On the second day of the third session, participants were able to put their Capstone projects—and all they had learned in the RCPCL program—into action. “We brought all the providers to the state capital, where we set up meetings with their local representatives and with the state health committee,” Mills said. “It really gave them an opportunity to use those leadership skills they had learned in the program.”

In addition, Leahy said, the group was split into house districts, and within those small groups they brought forward three to five talking points to discuss with their policymakers. “They did a great job of planning who would talk, and making sure they went in there with ideas and objectives,” Leahy said. The topics they discussed that day included increasing access to quality broadband in rural areas, support of more equitable and adequate payment to rural facilities from Medicaid, and integrated care barriers with telehealth, Leahy said.

“Ultimately we prepped them to say, ‘this is the beginning of a relationship, and we’re going to be resources for one another,’” Leahy said. One provider was so comfortable with the visit that he ended up taking his state senator out to lunch, Leahy added.

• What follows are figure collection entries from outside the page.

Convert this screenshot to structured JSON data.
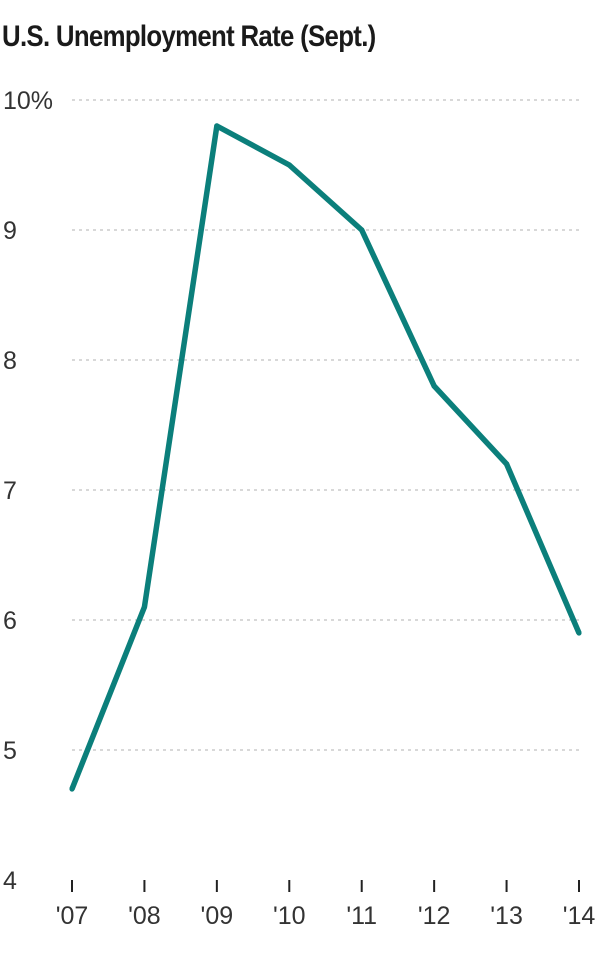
{
  "chart_data": {
    "type": "line",
    "title": "U.S. Unemployment Rate (Sept.)",
    "x": [
      "'07",
      "'08",
      "'09",
      "'10",
      "'11",
      "'12",
      "'13",
      "'14"
    ],
    "series": [
      {
        "values": [
          4.7,
          6.1,
          9.8,
          9.5,
          9.0,
          7.8,
          7.2,
          5.9
        ]
      }
    ],
    "yticks": [
      4,
      5,
      6,
      7,
      8,
      9,
      10
    ],
    "ytick_labels": [
      "4",
      "5",
      "6",
      "7",
      "8",
      "9",
      "10%"
    ],
    "ylim": [
      4,
      10
    ],
    "grid": true,
    "colors": {
      "line": "#0b7f7b",
      "grid": "#cccccc",
      "axis": "#222222"
    }
  }
}
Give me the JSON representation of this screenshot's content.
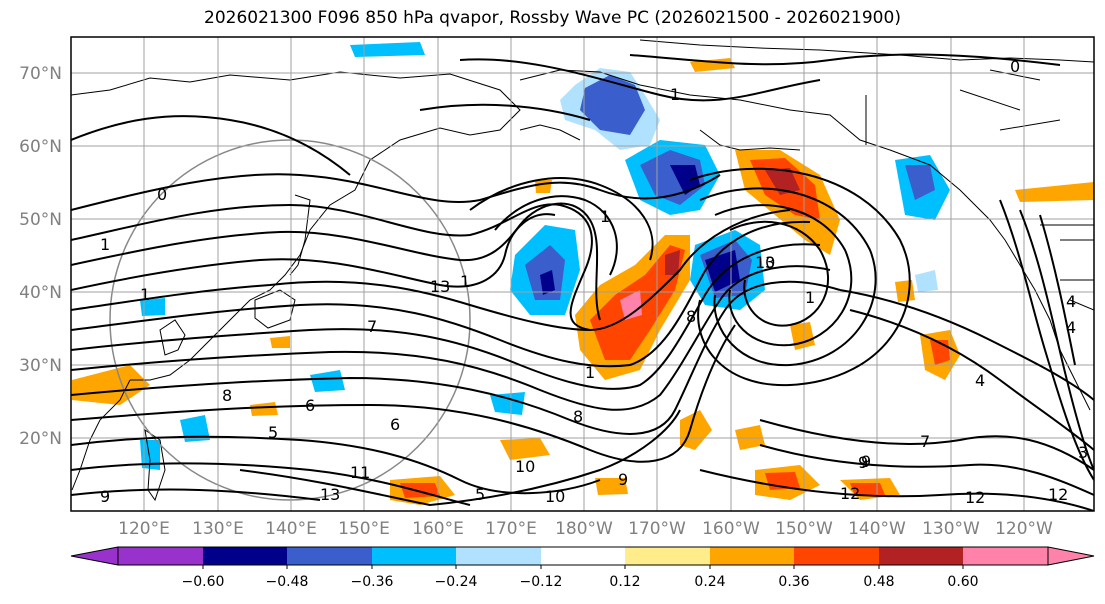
{
  "title": "2026021300 F096 850 hPa qvapor, Rossby Wave PC (2026021500 - 2026021900)",
  "lat_labels": [
    "70°N",
    "60°N",
    "50°N",
    "40°N",
    "30°N",
    "20°N"
  ],
  "lon_labels": [
    "120°E",
    "130°E",
    "140°E",
    "150°E",
    "160°E",
    "170°E",
    "180°W",
    "170°W",
    "160°W",
    "150°W",
    "140°W",
    "130°W",
    "120°W"
  ],
  "colorbar": {
    "colors": [
      "#9932cc",
      "#00008b",
      "#3a5fcd",
      "#00bfff",
      "#b0e2ff",
      "#ffffff",
      "#ffec8b",
      "#ffa500",
      "#ff4500",
      "#b22222",
      "#ff82ab"
    ],
    "tick_labels": [
      "−0.60",
      "−0.48",
      "−0.36",
      "−0.24",
      "−0.12",
      "0.12",
      "0.24",
      "0.36",
      "0.48",
      "0.60"
    ]
  },
  "contour_labels": [
    "1",
    "1",
    "0",
    "0",
    "1",
    "1",
    "3",
    "1",
    "10",
    "1",
    "7",
    "13",
    "1",
    "8",
    "4",
    "6",
    "5",
    "8",
    "6",
    "9",
    "10",
    "11",
    "13",
    "10",
    "9",
    "9",
    "12",
    "12",
    "5",
    "4",
    "4",
    "3",
    "7",
    "8",
    "9",
    "12"
  ]
}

Though the RCPCL sessions are over, Leahy said the effects of the program will continue. “That last day, even though the program had wrapped up, folks talked about how they can continue to work collaboratively with one another,” she said. “They want to stay engaged.”

“The providers have created a relationship with their local policymakers and are now empowered to use that relationship in advocating for issues important to them,” Leahy continued. They also can use those skills locally, with their own colleagues, she said, “in activities like building short-term and long-term strategic plans for their clinics.”

“This program was super helpful in engaging the providers, and I think that it will trickle down to the community level, giving them more of a presence within their communities,” Mills concluded.